Who wins the governorship matters a lot to citizens of Florida or Wisconsin and elsewhere, affecting important issues such as taxes and Medicaid expansion. The affect on the 2016 presidential race, however, will be minimal. A case in point: In 2012, five of the most competitive battleground states were Ohio, Florida, Virgina, Wisconsin and Iowa. All had Republican governors; all five voted for Barack Obama.
Years ago, governors could make a difference, delivering delegations for a nominee and helping in the general election. In 1980, Ronald Reagan strategist Stu Spencer liked to chuckle that every time the Republicans lost a point or two in Texas's Rio Grande Valley, with its heavy Hispanic population, Bill Clements -- the state's first Republican governor since Reconstruction -- would appoint a Latino judge and it'd bounce back. That was yesterday.
An incumbent governor can still help with fund-raising, and perhaps advice. But presidential general election campaigns set up their own organizations in most major states.
That said, there a bunch of fascinating and important gubernatorial contests this time around -- here are a half dozen with national implications:
1. Wisconsin. Republican Scott Walker could be a top tier 2016 presidential contender -- if he wins re-election. Currently, he's locked in a close contest with Democrat Mary Burke.
2. Florida. The candidates are mediocre -- incumbent Republican Rick Scott and Democrat Charlie Crist, a former governor when he was a Republican -- yet it's the fourth-largest state. Moreover, memories remain of the 2000 presidential race when Al Gore and George W. Bush basically tied in Florida; Republican control of the state governmental machinery gave the victory and the presidency to Bush.

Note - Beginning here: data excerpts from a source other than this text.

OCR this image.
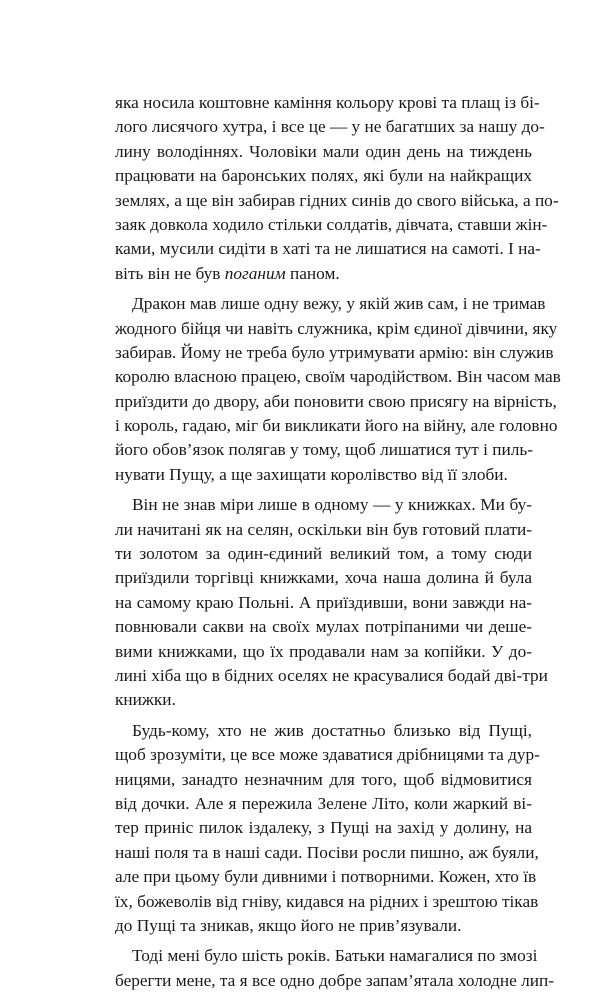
яка носила коштовне каміння кольору крові та плащ із бі-
лого лисячого хутра, і все це — у не багатших за нашу до-
лину володіннях. Чоловіки мали один день на тиждень
працювати на баронських полях, які були на найкращих
землях, а ще він забирав гідних синів до свого війська, а по-
заяк довкола ходило стільки солдатів, дівчата, ставши жін-
ками, мусили сидіти в хаті та не лишатися на самоті. І на-
віть він не був поганим паном.
Дракон мав лише одну вежу, у якій жив сам, і не тримав
жодного бійця чи навіть служника, крім єдиної дівчини, яку
забирав. Йому не треба було утримувати армію: він служив
королю власною працею, своїм чародійством. Він часом мав
приїздити до двору, аби поновити свою присягу на вірність,
і король, гадаю, міг би викликати його на війну, але головно
його обов’язок полягав у тому, щоб лишатися тут і пиль-
нувати Пущу, а ще захищати королівство від її злоби.
Він не знав міри лише в одному — у книжках. Ми бу-
ли начитані як на селян, оскільки він був готовий плати-
ти золотом за один-єдиний великий том, а тому сюди
приїздили торгівці книжками, хоча наша долина й була
на самому краю Польні. А приїздивши, вони завжди на-
повнювали сакви на своїх мулах потріпаними чи деше-
вими книжками, що їх продавали нам за копійки. У до-
лині хіба що в бідних оселях не красувалися бодай дві-три
книжки.
Будь-кому, хто не жив достатньо близько від Пущі,
щоб зрозуміти, це все може здаватися дрібницями та дур-
ницями, занадто незначним для того, щоб відмовитися
від дочки. Але я пережила Зелене Літо, коли жаркий ві-
тер приніс пилок іздалеку, з Пущі на захід у долину, на
наші поля та в наші сади. Посіви росли пишно, аж буяли,
але при цьому були дивними і потворними. Кожен, хто їв
їх, божеволів від гніву, кидався на рідних і зрештою тікав
до Пущі та зникав, якщо його не прив’язували.
Тоді мені було шість років. Батьки намагалися по змозі
берегти мене, та я все одно добре запам’ятала холодне лип-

3. Colorado. Democrat John Hickenlooper has been celebrated as a model for the party, progressive on social issues, moderate on economic and energy matters and squeaky clean -- a potential running mate in 2016. He too, however, is locked in a tight race against Republican Bob Beauprez.
4. Kansas. Republican Governor Sam Brownback has enacted a very conservative agenda on taxes, spending and social issues, and driven moderate Republicans out of the party. If he loses to Paul Davis in this deeply red state, it'll send a warning about overreach.
5. Ohio. Governor John Kasich hasn't been prominently mentioned as a leading Republican presidential aspirant. Yet if, as expected, he wins a huge re-election -- 20 points or more -- in this battleground state, look for the Great Mentioner to start mentioning him.
6. Nevada. OK, there's no governor's race to speak of; Republican Brian Sandoval cruises to re-election. But the race for lieutenant governor -- pitting Republican Mark Hutchison against Democrat Lucy Flores -- is attracting high-profile national figures and big money. Why? Harry Reid. If the 74-year-old Senate majority leader tries for another term in 2016, the popular governor would be a formidable foe. However, if Flores were to win on Tuesday -- she's a slight underdog -- there would be party pressure on Sandoval not to turn state government over to a Democrat. Reid is pulling out all stops to push Flores over the top.